Making physics fun at Tyrone

Tyrone High School Physics teacher Brian Gruber added some fun to his class to encourage students to take physics. He added a cardboard boat race as the class’ final project to make learning fun.
Gruber used the Titanic as an example for the students to teach the Archimedes principle.
One of the most famous ships to attempt the crossing of the Atlantic Ocean was the Titanic. It was deemed unsinkable but the hull of the Titanic was ripped open by an ice glacier. It may be hard to believe that a steel hull is capable of being ripped open but one must realize the great force behind a two or three hundred thousand-pound ship moving at any speed. It is even more remarkable to wonder how such a large ship made of steel is possible to float. Did you ever wonder how a large ship or tanker is able to float?
Ships are able to float because of buoyancy. Any object placed in a fluid such as air or water will weigh less. Archimedes is credited with discovering buoyancy. Archimedes stated that any object submerged or floating in a fluid is buoyed upward by a force equal to the weight of the fluid it displaces. So an object will float if its buoyant force is equal to the weight of the object. It is in equilibrium at this point.
In this activity students will apply Archimedes’ principle to the building of a cardboard boat. Even though students are not crossing the Atlantic Ocean as the Titanic did, the swimming pool can be a formidable match for a cardboard boat.

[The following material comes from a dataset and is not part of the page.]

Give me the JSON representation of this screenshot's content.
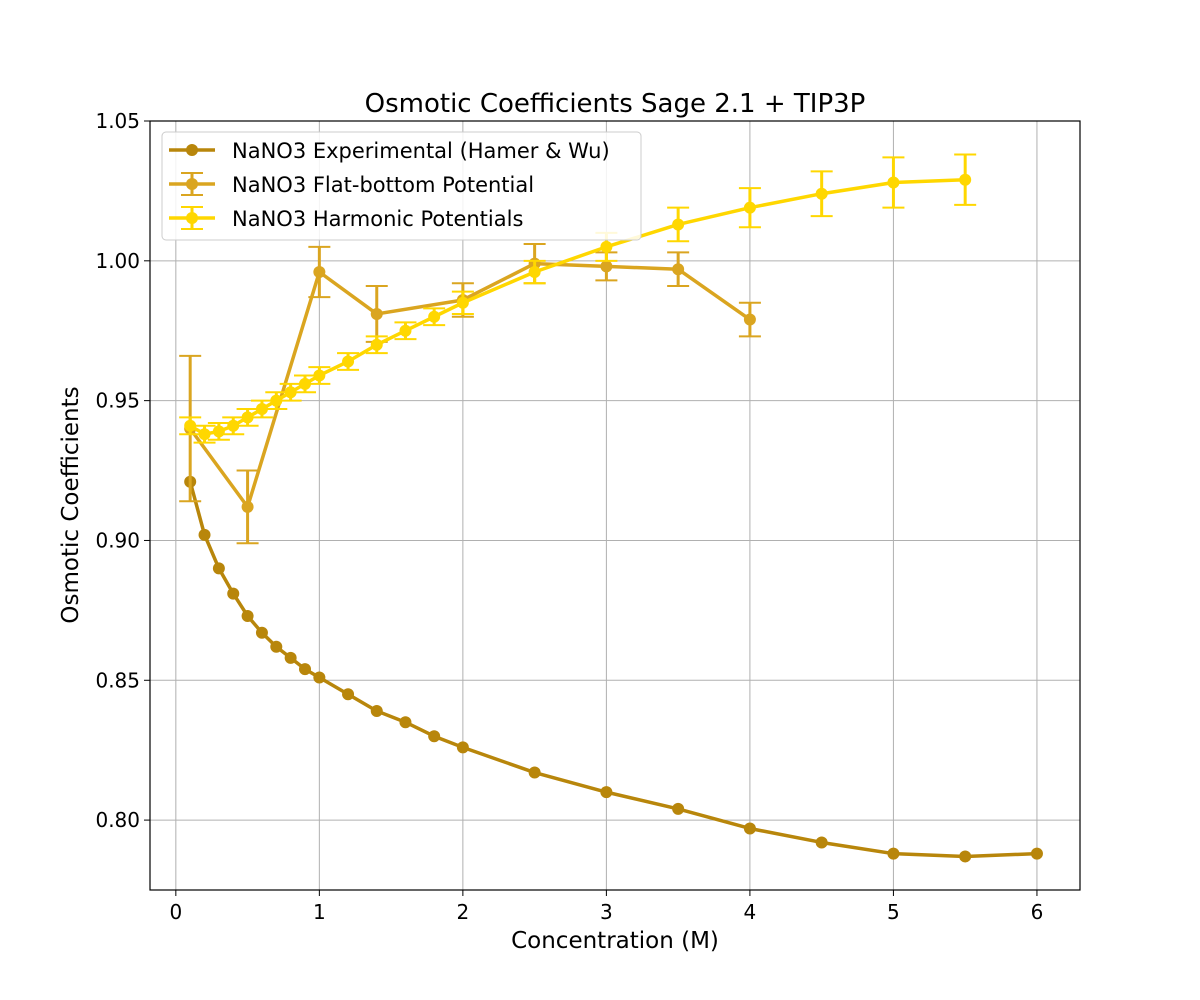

At least students will not have to worry about icebergs or cold water.
The objectives of this project were simple: To build a boat out of cardboard and tape that will carry two people the length of the pool and back; to make a poster showing a diagram of the boat and the calculations of the buoyancy and to summarize successful designs and problems observed with building cardboard boats.
The only things the students were allowed to use on the project were Corrugated cardboard (single corrugated or double corrugated), tape and any material you need to make the poster.

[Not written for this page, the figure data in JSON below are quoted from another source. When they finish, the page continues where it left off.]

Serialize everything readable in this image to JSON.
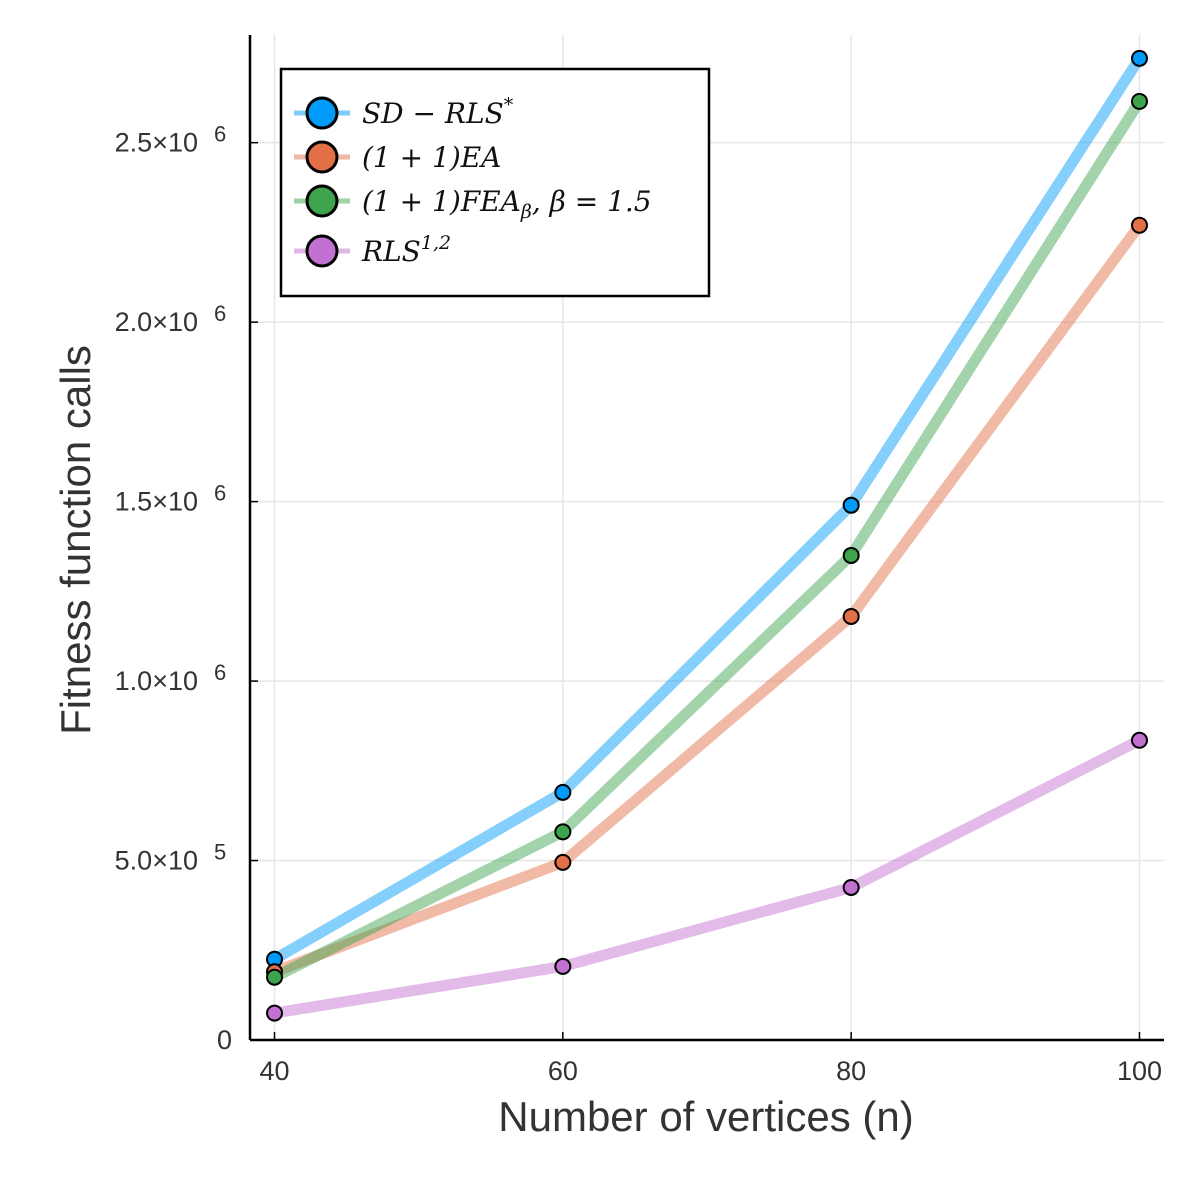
{
  "chart_data": {
    "type": "line",
    "title": "",
    "xlabel": "Number of vertices (n)",
    "ylabel": "Fitness function calls",
    "x": [
      40,
      60,
      80,
      100
    ],
    "xlim": [
      38.3,
      101.7
    ],
    "ylim": [
      0,
      2800000
    ],
    "x_ticks": [
      40,
      60,
      80,
      100
    ],
    "x_tick_labels": [
      "40",
      "60",
      "80",
      "100"
    ],
    "y_ticks": [
      0,
      500000,
      1000000,
      1500000,
      2000000,
      2500000
    ],
    "y_tick_labels": [
      {
        "base": "0",
        "exp": ""
      },
      {
        "base": "5.0×10",
        "exp": "5"
      },
      {
        "base": "1.0×10",
        "exp": "6"
      },
      {
        "base": "1.5×10",
        "exp": "6"
      },
      {
        "base": "2.0×10",
        "exp": "6"
      },
      {
        "base": "2.5×10",
        "exp": "6"
      }
    ],
    "grid": true,
    "legend_position": "top-left",
    "series": [
      {
        "name": "SD − RLS*",
        "color": "#009af9",
        "values": [
          225000,
          690000,
          1490000,
          2735000
        ]
      },
      {
        "name": "(1 + 1)EA",
        "color": "#e26f46",
        "values": [
          190000,
          495000,
          1180000,
          2270000
        ]
      },
      {
        "name": "(1 + 1)FEAβ, β = 1.5",
        "color": "#3da44d",
        "values": [
          175000,
          580000,
          1350000,
          2615000
        ]
      },
      {
        "name": "RLS1,2",
        "color": "#c271d2",
        "values": [
          75000,
          205000,
          425000,
          835000
        ]
      }
    ]
  },
  "legend": {
    "entries": [
      {
        "main": "SD − RLS",
        "sup": "*",
        "sub": ""
      },
      {
        "main": "(1 + 1)EA",
        "sup": "",
        "sub": ""
      },
      {
        "main": "(1 + 1)FEA",
        "sub": "β",
        "rest": ", β = 1.5",
        "sup": ""
      },
      {
        "main": "RLS",
        "sup": "1,2",
        "sub": ""
      }
    ]
  }
}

“The students had to calculate the buoyancy of their boat,” said Gruber. “Basically they had to know why their boat will float through the Archimedes Principle. They had to calculate how deep their boat will go in the water and how much weight it would hold.”

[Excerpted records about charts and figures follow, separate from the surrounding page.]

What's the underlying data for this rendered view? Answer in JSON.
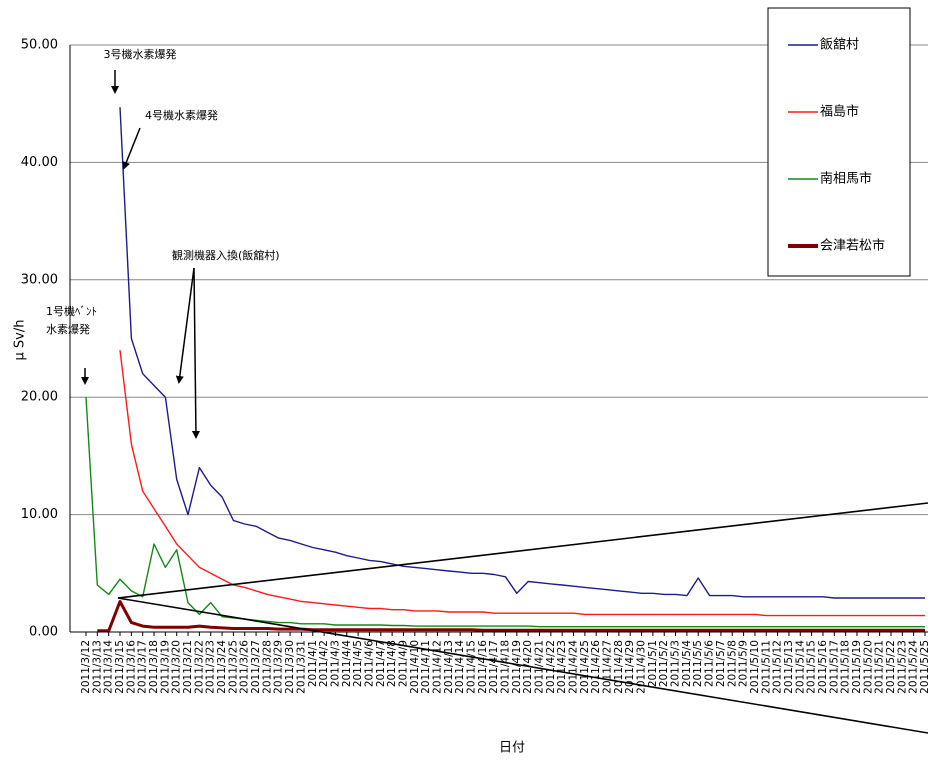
{
  "chart_data": {
    "type": "line",
    "y_label": "μ Sv/h",
    "x_label": "日付",
    "categories": [
      "2011/3/12",
      "2011/3/13",
      "2011/3/14",
      "2011/3/15",
      "2011/3/16",
      "2011/3/17",
      "2011/3/18",
      "2011/3/19",
      "2011/3/20",
      "2011/3/21",
      "2011/3/22",
      "2011/3/23",
      "2011/3/24",
      "2011/3/25",
      "2011/3/26",
      "2011/3/27",
      "2011/3/28",
      "2011/3/29",
      "2011/3/30",
      "2011/3/31",
      "2011/4/1",
      "2011/4/2",
      "2011/4/3",
      "2011/4/4",
      "2011/4/5",
      "2011/4/6",
      "2011/4/7",
      "2011/4/8",
      "2011/4/9",
      "2011/4/10",
      "2011/4/11",
      "2011/4/12",
      "2011/4/13",
      "2011/4/14",
      "2011/4/15",
      "2011/4/16",
      "2011/4/17",
      "2011/4/18",
      "2011/4/19",
      "2011/4/20",
      "2011/4/21",
      "2011/4/22",
      "2011/4/23",
      "2011/4/24",
      "2011/4/25",
      "2011/4/26",
      "2011/4/27",
      "2011/4/28",
      "2011/4/29",
      "2011/4/30",
      "2011/5/1",
      "2011/5/2",
      "2011/5/3",
      "2011/5/4",
      "2011/5/5",
      "2011/5/6",
      "2011/5/7",
      "2011/5/8",
      "2011/5/9",
      "2011/5/10",
      "2011/5/11",
      "2011/5/12",
      "2011/5/13",
      "2011/5/14",
      "2011/5/15",
      "2011/5/16",
      "2011/5/17",
      "2011/5/18",
      "2011/5/19",
      "2011/5/20",
      "2011/5/21",
      "2011/5/22",
      "2011/5/23",
      "2011/5/24",
      "2011/5/25"
    ],
    "series": [
      {
        "name": "飯舘村",
        "color": "#1c1c8c",
        "values": [
          null,
          null,
          null,
          44.7,
          25,
          22,
          21,
          20,
          13,
          10,
          14,
          12.5,
          11.5,
          9.5,
          9.2,
          9,
          8.5,
          8,
          7.8,
          7.5,
          7.2,
          7,
          6.8,
          6.5,
          6.3,
          6.1,
          6,
          5.8,
          5.6,
          5.5,
          5.4,
          5.3,
          5.2,
          5.1,
          5,
          5,
          4.9,
          4.7,
          3.3,
          4.3,
          4.2,
          4.1,
          4,
          3.9,
          3.8,
          3.7,
          3.6,
          3.5,
          3.4,
          3.3,
          3.3,
          3.2,
          3.2,
          3.1,
          4.6,
          3.1,
          3.1,
          3.1,
          3,
          3,
          3,
          3,
          3,
          3,
          3,
          3,
          2.9,
          2.9,
          2.9,
          2.9,
          2.9,
          2.9,
          2.9,
          2.9,
          2.9
        ]
      },
      {
        "name": "福島市",
        "color": "#ff1a1a",
        "values": [
          null,
          null,
          null,
          24,
          16,
          12,
          10.5,
          9,
          7.5,
          6.5,
          5.5,
          5,
          4.5,
          4,
          3.8,
          3.5,
          3.2,
          3,
          2.8,
          2.6,
          2.5,
          2.4,
          2.3,
          2.2,
          2.1,
          2,
          2,
          1.9,
          1.9,
          1.8,
          1.8,
          1.8,
          1.7,
          1.7,
          1.7,
          1.7,
          1.6,
          1.6,
          1.6,
          1.6,
          1.6,
          1.6,
          1.6,
          1.6,
          1.5,
          1.5,
          1.5,
          1.5,
          1.5,
          1.5,
          1.5,
          1.5,
          1.5,
          1.5,
          1.5,
          1.5,
          1.5,
          1.5,
          1.5,
          1.5,
          1.4,
          1.4,
          1.4,
          1.4,
          1.4,
          1.4,
          1.4,
          1.4,
          1.4,
          1.4,
          1.4,
          1.4,
          1.4,
          1.4,
          1.4
        ]
      },
      {
        "name": "南相馬市",
        "color": "#138a13",
        "values": [
          20,
          4,
          3.2,
          4.5,
          3.5,
          3,
          7.5,
          5.5,
          7,
          2.5,
          1.5,
          2.5,
          1.3,
          1.2,
          1.1,
          1,
          0.9,
          0.8,
          0.8,
          0.7,
          0.7,
          0.7,
          0.6,
          0.6,
          0.6,
          0.6,
          0.6,
          0.55,
          0.55,
          0.5,
          0.5,
          0.5,
          0.5,
          0.5,
          0.5,
          0.5,
          0.5,
          0.5,
          0.5,
          0.5,
          0.45,
          0.45,
          0.45,
          0.45,
          0.45,
          0.45,
          0.45,
          0.45,
          0.45,
          0.45,
          0.45,
          0.45,
          0.45,
          0.45,
          0.45,
          0.45,
          0.45,
          0.45,
          0.45,
          0.45,
          0.45,
          0.45,
          0.45,
          0.45,
          0.45,
          0.45,
          0.45,
          0.45,
          0.45,
          0.45,
          0.45,
          0.45,
          0.45,
          0.45,
          0.45
        ]
      },
      {
        "name": "会津若松市",
        "color": "#800000",
        "values": [
          null,
          0.1,
          0.1,
          2.6,
          0.8,
          0.5,
          0.4,
          0.4,
          0.4,
          0.4,
          0.5,
          0.4,
          0.35,
          0.3,
          0.3,
          0.3,
          0.3,
          0.25,
          0.25,
          0.25,
          0.2,
          0.2,
          0.2,
          0.2,
          0.2,
          0.2,
          0.2,
          0.2,
          0.2,
          0.2,
          0.2,
          0.2,
          0.2,
          0.2,
          0.2,
          0.15,
          0.15,
          0.15,
          0.15,
          0.15,
          0.15,
          0.15,
          0.15,
          0.15,
          0.15,
          0.15,
          0.15,
          0.15,
          0.15,
          0.15,
          0.15,
          0.15,
          0.15,
          0.15,
          0.15,
          0.15,
          0.15,
          0.15,
          0.15,
          0.15,
          0.15,
          0.15,
          0.15,
          0.15,
          0.15,
          0.15,
          0.15,
          0.15,
          0.15,
          0.15,
          0.15,
          0.15,
          0.15,
          0.15,
          0.15
        ]
      }
    ],
    "ylim": [
      0,
      50
    ],
    "yticks": [
      {
        "value": 0,
        "label": "0.00"
      },
      {
        "value": 10,
        "label": "10.00"
      },
      {
        "value": 20,
        "label": "20.00"
      },
      {
        "value": 30,
        "label": "30.00"
      },
      {
        "value": 40,
        "label": "40.00"
      },
      {
        "value": 50,
        "label": "50.00"
      }
    ],
    "grid": true,
    "legend": "upper right",
    "annotations": [
      "3号機水素爆発",
      "4号機水素爆発",
      "観測機器入換(飯舘村)",
      "1号機ﾍﾞﾝﾄ",
      "水素爆発"
    ]
  }
}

The double elimination boat race winners were Josh Frye and Adam Smith, with Jason Wilson and Bill Schrechengost finishing second.
“I actually have a lot of fun watching the video after the races are completed,” said Gruber. “You miss a lot when the races are going on. People think I have stock in duct tape because of the amount the students use in the project, but it is a fun way to apply Archimedes’ Principle.”
Billy Shreckengost and Jason Wilson’s boat held 11 people and it would have held more. Also Alicia Merryman and Stephanie Barndt had the best looking boat. There were two boats that had to be cut with the utility knife, one was Jon Patton and David Collins and the other was Morgann Davis and Joe Houck. At the end of the day, the students filled up a whole dumpster with all the cardboard.